Nel Nord Europa, l’iniziativa P27 prevede l’avvio nei primi mesi del 2021 di un sistema di pagamento tra Danimarca, Svezia e Finlandia. Ove questo ‘blocco nordico’ riuscisse ad espandersi anche nell’area dell’euro, potrebbe sottrarre liquidità al sistema di pagamento europeo, ostacolandone lo sviluppo.

Il servizio di pagamento Apple Pay ha guadagnato terreno in tutta Europa, anche in nazioni come la Germania, che vantavano una secolare predilezione per i pagamenti in contante. Apple si è finora rifiutata di consentire a terze parti l’accesso ai componenti elettronici utilizzati per Apple Pay, e di conseguenza il commissario europeo per la concorrenza ha iniziato lo scorso settembre un’indagine su “possibili comportamenti di ostacolo alla concorrenza ed abuso della posizione di mercato”. Ma qualunque sia l’esito di questa vertenza, appare difficile recuperare le posizioni già conquistate da Apple sul mercato europeo dei servizi di pagamento.

Infine, la stable-coin Libra (promossa da un consorzio organizzato da Facebook) indebolisce il ruolo delle banche centrali nel controllo dell’economia.
Sebbene la capitalizzazione dei digital asset sia trascurabile (la massa monetaria di Bitcoin è pari ad una manovra trimestrale della Federal Reserve degli Stati Uniti) essi hanno già acquistato una fama di bene-rifugio che li rende sgraditi alle banche centrali. Così, dopo alcune esitazioni iniziali, queste hanno riunito le forze contro il nemico comune, dichiarando la loro aperta ostilità al consorzio, che veniva a perdere alcuni membri di rilievo, probabilmente a seguito di pressioni internazionali. Nel mese di ottobre si sono sfilate Visa, Mastercard, eBay e Stripe, seguite subito dopo da PayPal che ha preferito operare direttamente sul mercato cinese.

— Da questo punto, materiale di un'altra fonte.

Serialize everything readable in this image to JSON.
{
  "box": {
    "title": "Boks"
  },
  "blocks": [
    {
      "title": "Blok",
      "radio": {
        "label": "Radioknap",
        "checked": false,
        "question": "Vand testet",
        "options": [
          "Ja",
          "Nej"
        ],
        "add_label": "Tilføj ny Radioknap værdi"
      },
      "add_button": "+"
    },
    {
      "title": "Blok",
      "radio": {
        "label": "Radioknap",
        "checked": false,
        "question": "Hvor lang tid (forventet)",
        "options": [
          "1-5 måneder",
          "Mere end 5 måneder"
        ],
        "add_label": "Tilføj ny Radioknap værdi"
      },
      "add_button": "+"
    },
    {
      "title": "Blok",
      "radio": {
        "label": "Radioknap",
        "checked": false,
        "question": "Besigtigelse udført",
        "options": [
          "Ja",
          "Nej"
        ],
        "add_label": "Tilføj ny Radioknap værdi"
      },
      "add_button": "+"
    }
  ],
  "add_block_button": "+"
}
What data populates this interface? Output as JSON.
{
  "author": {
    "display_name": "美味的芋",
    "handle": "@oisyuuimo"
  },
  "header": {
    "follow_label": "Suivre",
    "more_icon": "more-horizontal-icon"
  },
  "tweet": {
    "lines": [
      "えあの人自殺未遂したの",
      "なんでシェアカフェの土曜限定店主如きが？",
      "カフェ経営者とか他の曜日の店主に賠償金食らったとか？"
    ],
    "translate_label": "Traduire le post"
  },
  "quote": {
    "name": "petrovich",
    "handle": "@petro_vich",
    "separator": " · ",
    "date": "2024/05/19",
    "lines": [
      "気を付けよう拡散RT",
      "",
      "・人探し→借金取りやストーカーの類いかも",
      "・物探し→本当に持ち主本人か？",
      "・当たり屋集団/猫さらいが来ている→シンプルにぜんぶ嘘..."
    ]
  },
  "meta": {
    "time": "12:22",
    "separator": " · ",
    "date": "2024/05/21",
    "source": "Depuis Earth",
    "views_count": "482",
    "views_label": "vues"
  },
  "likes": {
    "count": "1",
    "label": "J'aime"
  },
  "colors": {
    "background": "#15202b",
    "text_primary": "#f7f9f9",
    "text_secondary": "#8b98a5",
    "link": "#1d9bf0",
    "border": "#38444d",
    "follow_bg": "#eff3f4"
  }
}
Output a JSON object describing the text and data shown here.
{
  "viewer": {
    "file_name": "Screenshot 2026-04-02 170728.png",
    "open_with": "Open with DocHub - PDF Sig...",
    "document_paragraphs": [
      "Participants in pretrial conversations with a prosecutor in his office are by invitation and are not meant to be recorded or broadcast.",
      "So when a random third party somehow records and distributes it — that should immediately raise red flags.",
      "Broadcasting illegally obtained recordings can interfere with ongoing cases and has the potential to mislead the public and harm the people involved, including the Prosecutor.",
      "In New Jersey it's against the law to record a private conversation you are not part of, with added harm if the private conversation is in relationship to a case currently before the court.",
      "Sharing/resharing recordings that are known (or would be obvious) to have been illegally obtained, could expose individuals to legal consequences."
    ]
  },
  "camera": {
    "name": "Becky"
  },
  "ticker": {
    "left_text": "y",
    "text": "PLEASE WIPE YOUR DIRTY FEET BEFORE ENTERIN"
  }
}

Le banche centrali sono veramente decise ad emettere la moneta elettronica? E le banche private sono disposte a collaborare, pur sapendo che questo significherà una riduzione della loro autonomia? In quest’epoca di interessi negativi, sono in pochi ad opporsi al fenomeno FinTech o a voler discutere l’autorità delle banche centrali. A conferma di questo, lo scorso 30 ottobre l’associazione federale delle banche private tedesche ha presentato un documento di ben undici tesi, in cui vengono richiesti con urgenza lo sviluppo di una moneta elettronica dell’Unione europea e la regolamentazione dell’offerta delle monete elettroniche internazionali.

Scampate (almeno per il momento) al pericolo Libra, le banche centrali possono puntare sull’innovazione per proseguire sulla strada dell’unificazione europea.